As I mediate, I stand with the point of my nose touching a surface that is black as night. The surface is like a wall that extends as far as I can see in all directions. If I only look forward, there is only this black. If I look side to side, I can still see some of the world outside of this black in my peripherals. I can see some light and non-black colors reflected on its surface. This is at the beginning. For as I breathe, with my eyes focused forward, looking “at” the black, I start to see “into” the black. Then my nose starts to permeate the black surface, as I take long, deep, and even breaths. The non-black colors in my peripherals narrow on each side of my field of vision until my eyes are completely submerged in the black.

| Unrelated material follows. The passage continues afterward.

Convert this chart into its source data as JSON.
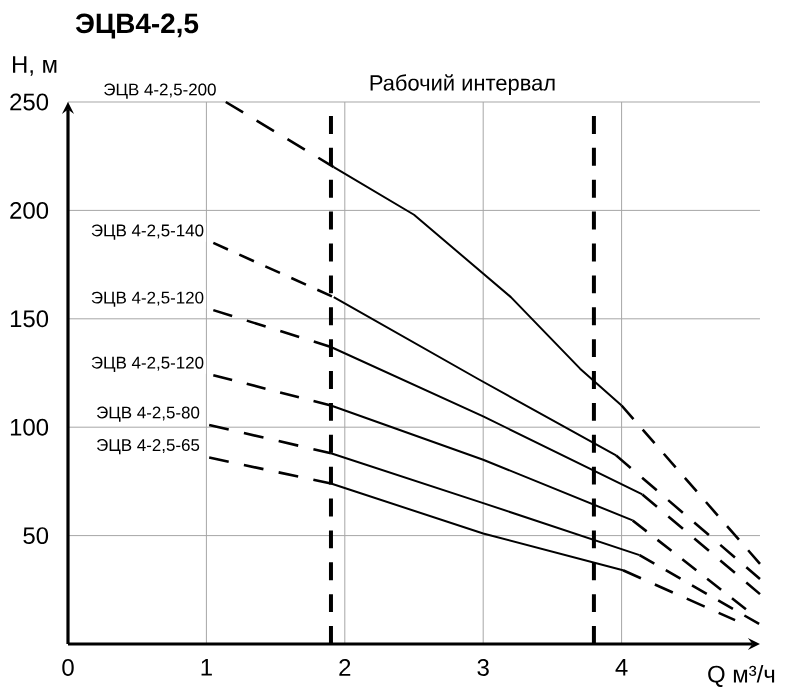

My nostrils and mouth and breathing are also in the black now. My whole focus becomes this black world that is beyond the surface, like it is to see the surface of water from far away and only be able to see it as a sheet of one color, until you are submerged beyond the surface and see all the sea life and depth underneath which contribute to the surface color. In the black I start to see mirages – abstract shapes of varying colors and textures, often moving off into one direction and eventually out of sight, like odd, slow shooting stars. I am not sure whether these are real or just my mind playing tricks on me. Perhaps memory scars of the lighted world that I left behind the black surface. I strive to step deeper into the black, but it is a viscous atmosphere, even more so than sludge, like rock that I can only move through very slowly, and by remaining focused on my breath. Otherwise, if I began to lose focus, I am pulled back out of the black. Sometimes I teeter back and forth, on the verge of the black, at the point where my eyes are just on the surface, and some of the lighted world remains on my peripherals. I wonder what it would be like to step all the way into the black and then turn completely around, so that instead of looking into the black from the outside, I would be looking back out at the colored world from the inside, with my nose pressed against the surface of a multi-colored world. But that would take much focus and time, to step into the black world and turn completely around. It might take days of meditation.